I ate one of those meals on August 3, 2012, at a birthday party for my sister—it was rice, steak, and veggies covered in creamy sauce at a Japanese restaurant. At that party, my sister and my 21-year-old niece, both overweight, told me they had joined Weight Watchers a few weeks ago and were already losing pounds. Although I’d tried what felt like hundreds of diets in the past, I’d never tried that one. I joined with my best friend the next morning.
At my first weigh-in, the bad news was I weighed 363.3 pounds. The good news: I was in the right place. For the first time in my life, I discovered how to create a healthy and balanced meal, with the right mix of fruits and vegetables, whole grains, and lean protein. I discovered a new love for vegetables I’d never heard the names of before, like rutabaga. I also learned I could eat foods I liked—I just had to learn portion control. I made so many changes the first week that I expected a loss of 10 pounds or so. When I stepped on the scale and saw I’d lost only 1.2 pounds, I was devastated and demotivated. I knew I had to add some exercise.

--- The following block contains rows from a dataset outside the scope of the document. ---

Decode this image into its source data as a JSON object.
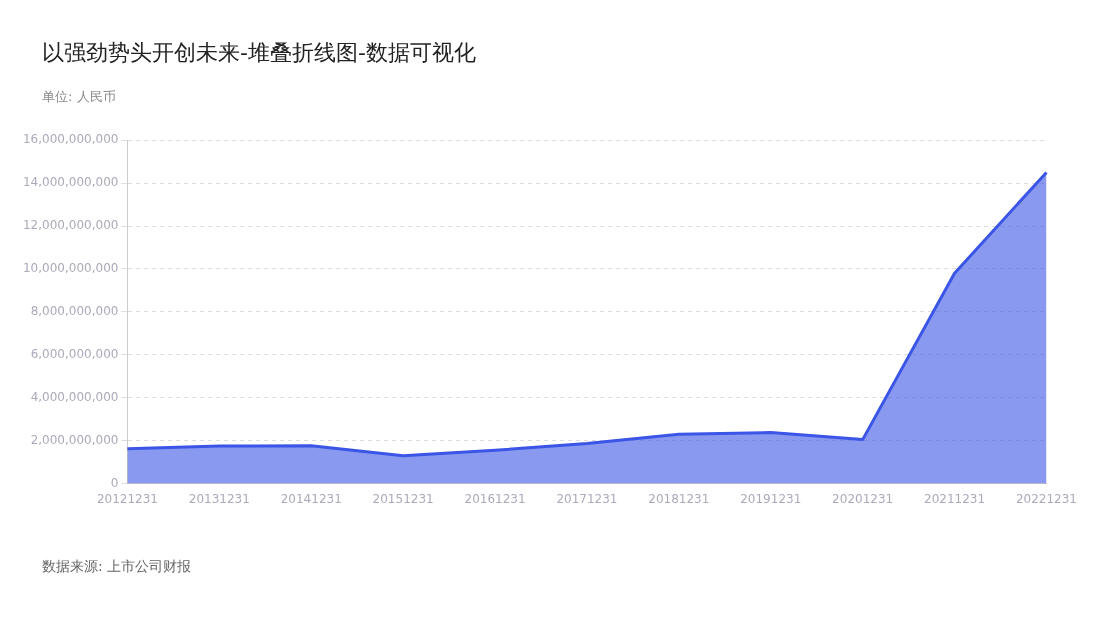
{
  "chart_data": {
    "type": "area",
    "title": "以强劲势头开创未来-堆叠折线图-数据可视化",
    "ylabel": "单位: 人民币",
    "annotations": [
      "数据来源: 上市公司财报"
    ],
    "categories": [
      "20121231",
      "20131231",
      "20141231",
      "20151231",
      "20161231",
      "20171231",
      "20181231",
      "20191231",
      "20201231",
      "20211231",
      "20221231"
    ],
    "series": [
      {
        "color": "#3b55e6",
        "values": [
          1620000000,
          1750000000,
          1760000000,
          1300000000,
          1550000000,
          1870000000,
          2300000000,
          2380000000,
          2050000000,
          9800000000,
          14500000000
        ]
      }
    ],
    "ylim": [
      0,
      16000000000
    ],
    "yticks": [
      0,
      {
        "value": 2000000000,
        "label": "2,000,000,000"
      },
      {
        "value": 4000000000,
        "label": "4,000,000,000"
      },
      {
        "value": 6000000000,
        "label": "6,000,000,000"
      },
      {
        "value": 8000000000,
        "label": "8,000,000,000"
      },
      {
        "value": 10000000000,
        "label": "10,000,000,000"
      },
      {
        "value": 12000000000,
        "label": "12,000,000,000"
      },
      {
        "value": 14000000000,
        "label": "14,000,000,000"
      },
      {
        "value": 16000000000,
        "label": "16,000,000,000"
      }
    ],
    "grid": "y",
    "legend": false,
    "marker": "none"
  }
}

The problem was, my knees were so bad that I couldn’t walk more than a few steps without pain, so I had to find another option to get moving. I begged my best friend and weight loss partner to join a gym with me until she agreed. Together, we spent 2 to 3 hours a night at the gym after work. At first, I could do only about 10 minutes on the treadmill. My knees barely bent enough for me to get on the stationary bike, but I would do another 10 to 15 minutes there. My friend would strap my feet into the rowing machine because my stomach was so big I couldn’t reach them. We would row side by side, and although the activity was extremely hard for me, it felt great to finally have some control over my life and my health.